Li, tô vendo umas aulas no u tube sobre o livro Sociedade do Cansaço (sei q tbm tá cheia de coisas mas elas ficarão lá, então vc pode ver nas férias, rs), se quiser te passo…Tô adorando o curso pq sou fã de carteiririnha do Byung-Chul Han :) Penso q cada pessoa tem q ir atras de viver sua própria vida do jeito q ache próspero, embora o q o sistema queira mesmo é q não pensemos sobre isso e nem saibamos o q é prosperidade pra gente, afinal: “quem vai pensar nisso depois de trabalhar sem parar e ficar 3h no trânsito?”. É por essas e outras q livros como a Sociedade do Cansaço me ganham :) Ótimo texto! Ah, meus clientes também vem todos por indicação…Não ficarei “catando” cliente no instagram, eu nem tenho saúde mental pra isso rs! Aquela máquina do insta acaba comigo….Prefiro ter menos clientes mas pessoas q já chegam filtradas e dispostas a aprender sobre uma moda mais consciente do que pegar uma pessoa q quer fazer um guarda-roupa gigante, realmente essa cliente não seria a minha…..rs
Oi Má! Obrigada pelo comentário!
Que legal que está fazendo aula sobre o livro – ele é tão rico, complexo, cheio de nuances, que aprofundar via aula deve ser ótimo. Provavelmente eu ainda vou ler muito, e usar muito esse livro, no projeto de pesquisa da minha faculdade. Estou empolgada com isso.

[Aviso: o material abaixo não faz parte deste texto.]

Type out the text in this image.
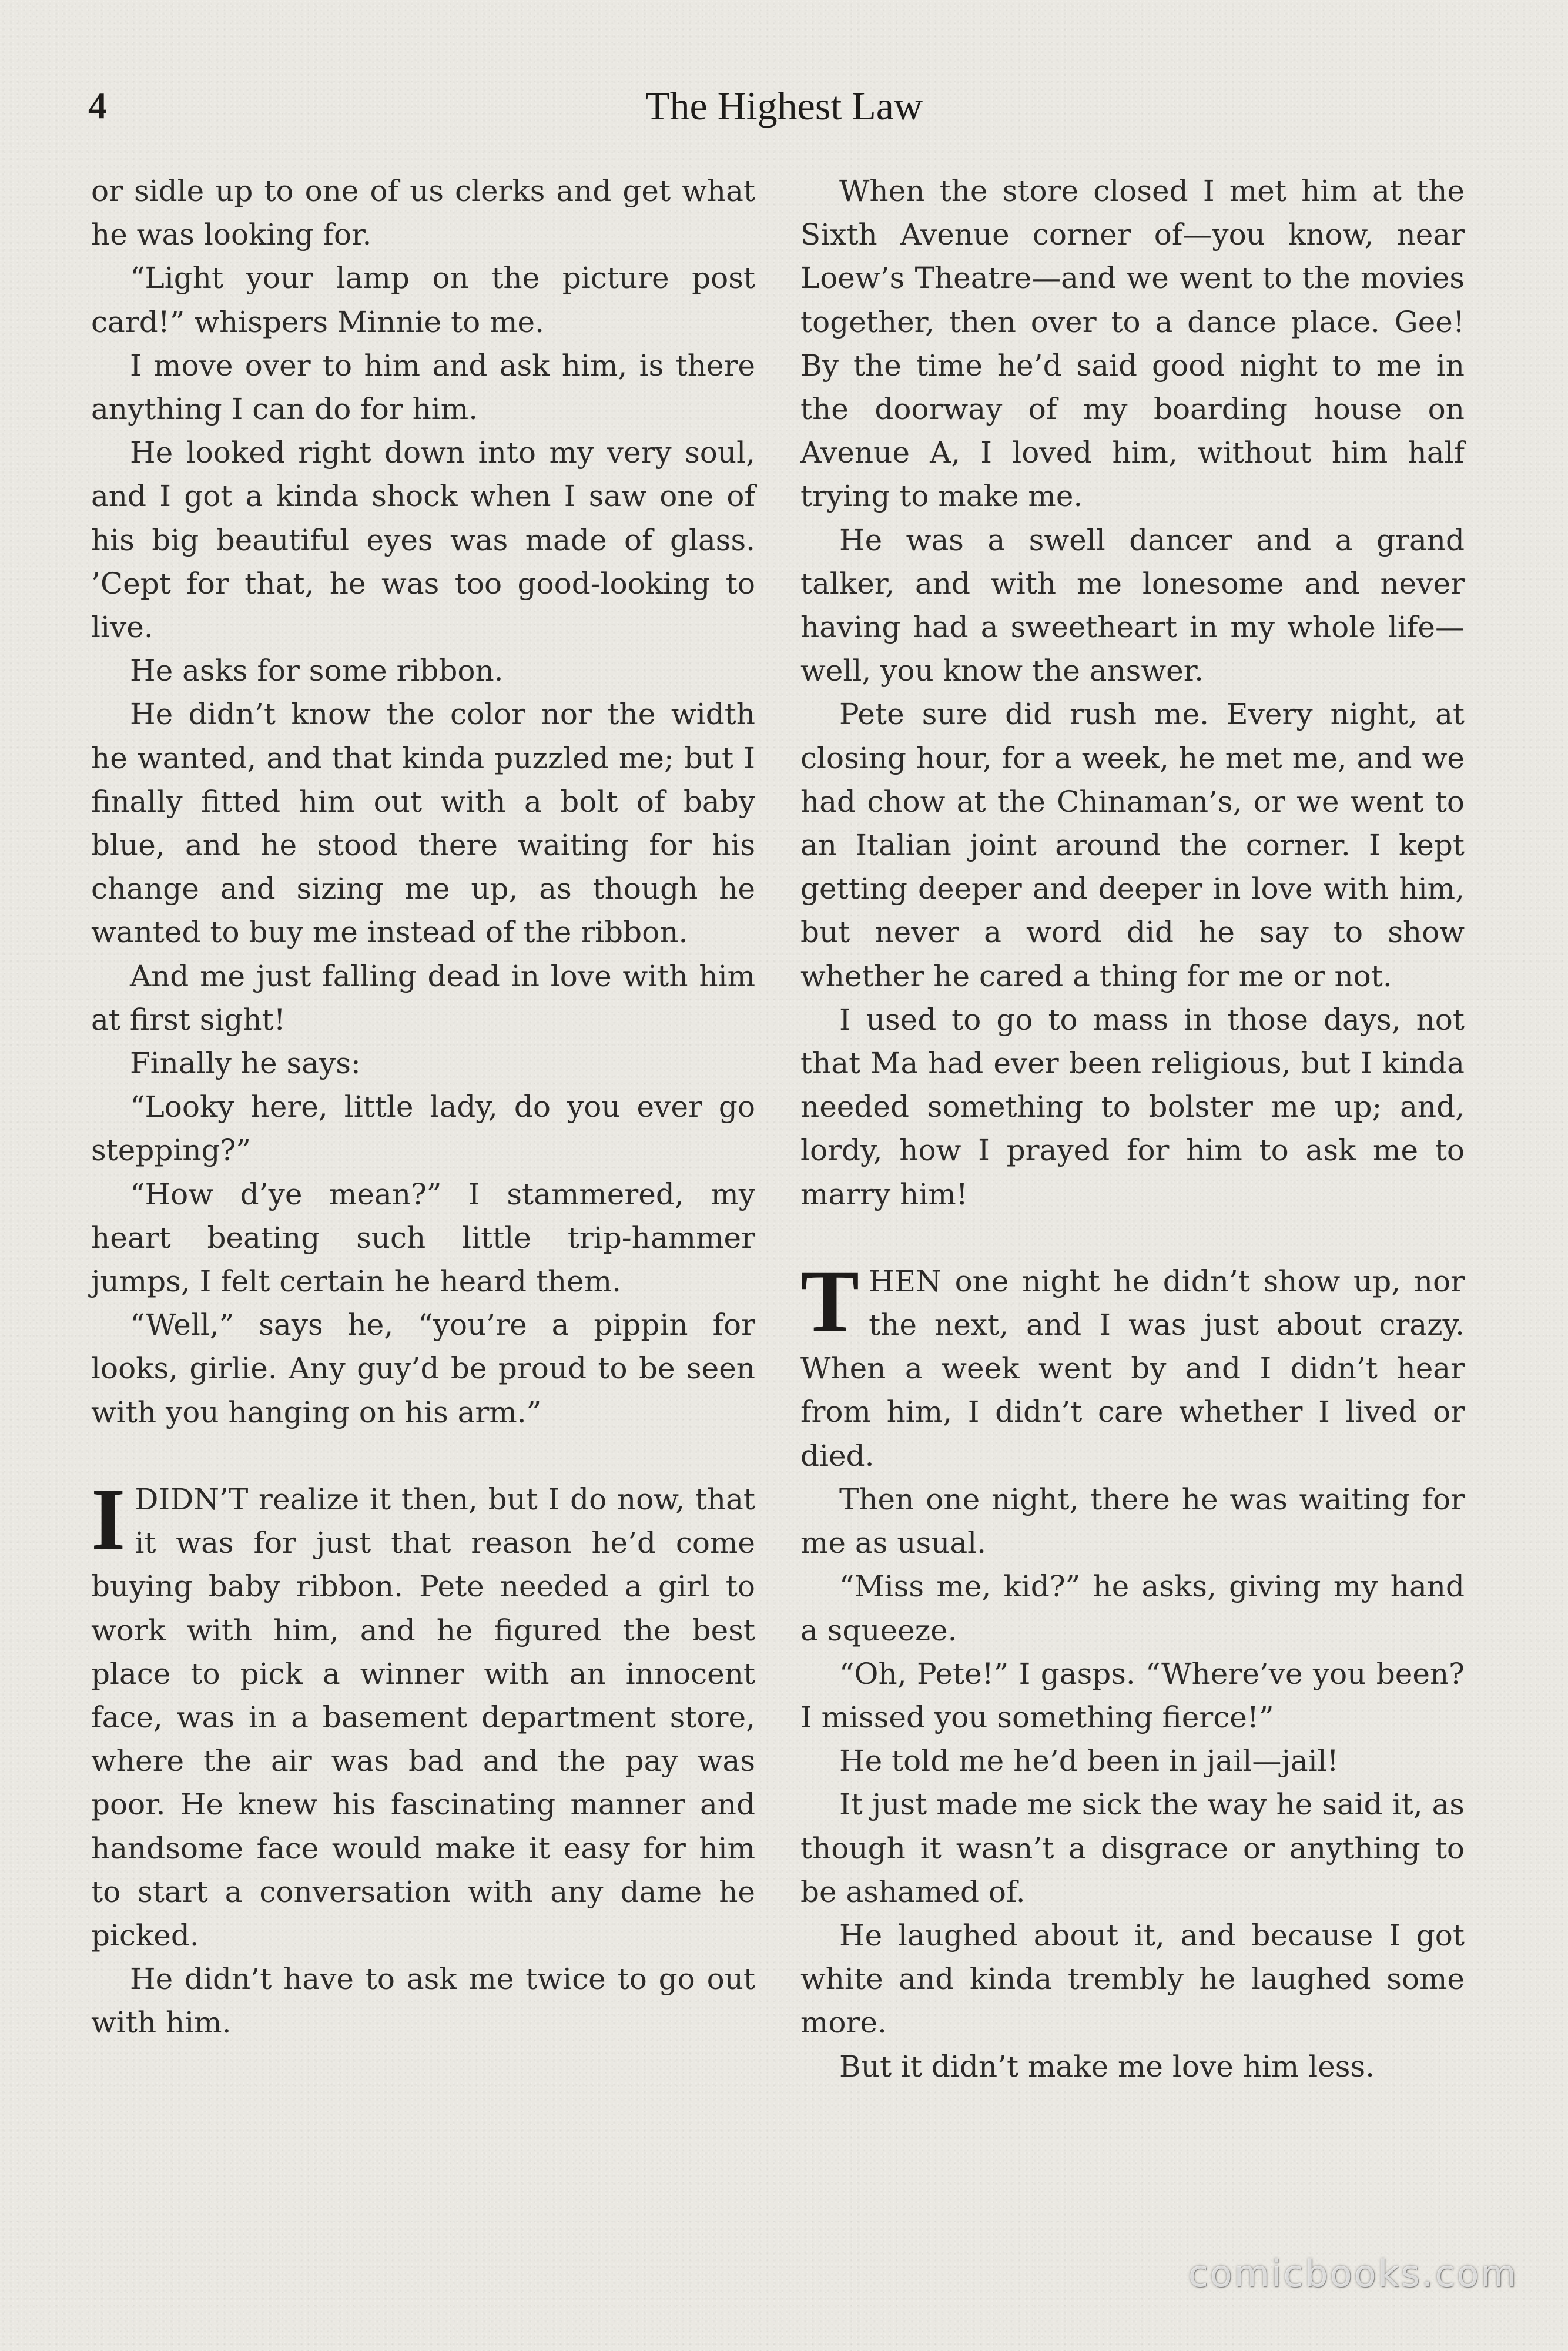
4	The Highest Law

or sidle up to one of us clerks and get what he was looking for.

“Light your lamp on the picture post card!” whispers Minnie to me.

I move over to him and ask him, is there anything I can do for him.

He looked right down into my very soul, and I got a kinda shock when I saw one of his big beautiful eyes was made of glass. ’Cept for that, he was too good-looking to live.

He asks for some ribbon.

He didn’t know the color nor the width he wanted, and that kinda puzzled me; but I finally fitted him out with a bolt of baby blue, and he stood there waiting for his change and sizing me up, as though he wanted to buy me instead of the ribbon.

And me just falling dead in love with him at first sight!

Finally he says:

“Looky here, little lady, do you ever go stepping?”

“How d’ye mean?” I stammered, my heart beating such little trip-hammer jumps, I felt certain he heard them.

“Well,” says he, “you’re a pippin for looks, girlie. Any guy’d be proud to be seen with you hanging on his arm.”

IDIDN’T realize it then, but I do now, that it was for just that reason he’d come buying baby ribbon. Pete needed a girl to work with him, and he figured the best place to pick a winner with an innocent face, was in a basement department store, where the air was bad and the pay was poor. He knew his fascinating manner and handsome face would make it easy for him to start a conversation with any dame he picked.

He didn’t have to ask me twice to go out with him.

When the store closed I met him at the Sixth Avenue corner of—you know, near Loew’s Theatre—and we went to the movies together, then over to a dance place. Gee! By the time he’d said good night to me in the doorway of my boarding house on Avenue A, I loved him, without him half trying to make me.

He was a swell dancer and a grand talker, and with me lonesome and never having had a sweetheart in my whole life—well, you know the answer.

Pete sure did rush me. Every night, at closing hour, for a week, he met me, and we had chow at the Chinaman’s, or we went to an Italian joint around the corner. I kept getting deeper and deeper in love with him, but never a word did he say to show whether he cared a thing for me or not.

I used to go to mass in those days, not that Ma had ever been religious, but I kinda needed something to bolster me up; and, lordy, how I prayed for him to ask me to marry him!

THEN one night he didn’t show up, nor the next, and I was just about crazy. When a week went by and I didn’t hear from him, I didn’t care whether I lived or died.

Then one night, there he was waiting for me as usual.

“Miss me, kid?” he asks, giving my hand a squeeze.

“Oh, Pete!” I gasps. “Where’ve you been? I missed you something fierce!”

He told me he’d been in jail—jail!

It just made me sick the way he said it, as though it wasn’t a disgrace or anything to be ashamed of.

He laughed about it, and because I got white and kinda trembly he laughed some more.

But it didn’t make me love him less.

comicbooks.com
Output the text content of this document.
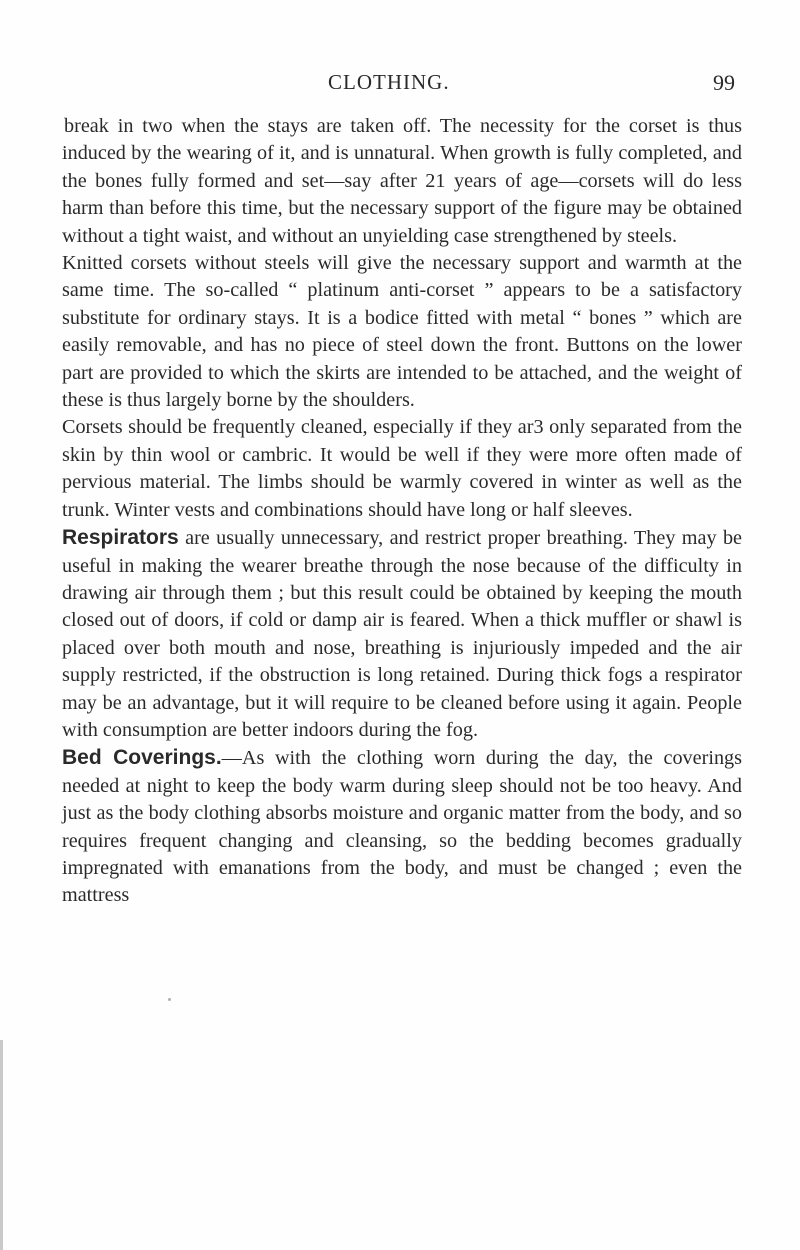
CLOTHING.	99

break in two when the stays are taken off. The necessity for the corset is thus induced by the wearing of it, and is unnatural. When growth is fully completed, and the bones fully formed and set—say after 21 years of age—corsets will do less harm than before this time, but the necessary support of the figure may be obtained without a tight waist, and without an unyielding case strengthened by steels.

Knitted corsets without steels will give the necessary support and warmth at the same time. The so-called “ platinum anti-corset ” appears to be a satisfactory substitute for ordinary stays. It is a bodice fitted with metal “ bones ” which are easily removable, and has no piece of steel down the front. Buttons on the lower part are provided to which the skirts are intended to be attached, and the weight of these is thus largely borne by the shoulders.

Corsets should be frequently cleaned, especially if they ar3 only separated from the skin by thin wool or cambric. It would be well if they were more often made of pervious material. The limbs should be warmly covered in winter as well as the trunk. Winter vests and combinations should have long or half sleeves.

Respirators are usually unnecessary, and restrict proper breathing. They may be useful in making the wearer breathe through the nose because of the difficulty in drawing air through them ; but this result could be obtained by keeping the mouth closed out of doors, if cold or damp air is feared. When a thick muffler or shawl is placed over both mouth and nose, breathing is injuriously impeded and the air supply restricted, if the obstruction is long retained. During thick fogs a respirator may be an advantage, but it will require to be cleaned before using it again. People with consumption are better indoors during the fog.

Bed Coverings.—As with the clothing worn during the day, the coverings needed at night to keep the body warm during sleep should not be too heavy. And just as the body clothing absorbs moisture and organic matter from the body, and so requires frequent changing and cleansing, so the bedding becomes gradually impregnated with emanations from the body, and must be changed ; even the mattress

E realmente, esse vida de “catar” clientes na rede social tem um peso emocional grande. Tantas empresas, serviços, foram construídos antes disso tudo existir, será que é realmente tão necessário assim?
exato, q preguiça……..rs. Tenho o livro aqui, posso te emprestar se quiser ;)
As redes sociais potencializaram o aspecto humano de se comparar, tentar superar e mostrar para os outros. Antigamente isso se restringia a vizinhos competindo para mostrar quem tem o melhor carro kkkk….. Eu tento evitar esse mundo fake das redes sociais! Sociedade está doente!
Oi C! Sim, eu acho que tem algo de doentio mesmo na forma como estamos usando as redes.
Esse excesso de comparação/ exibicionismo passou do limite do saudável.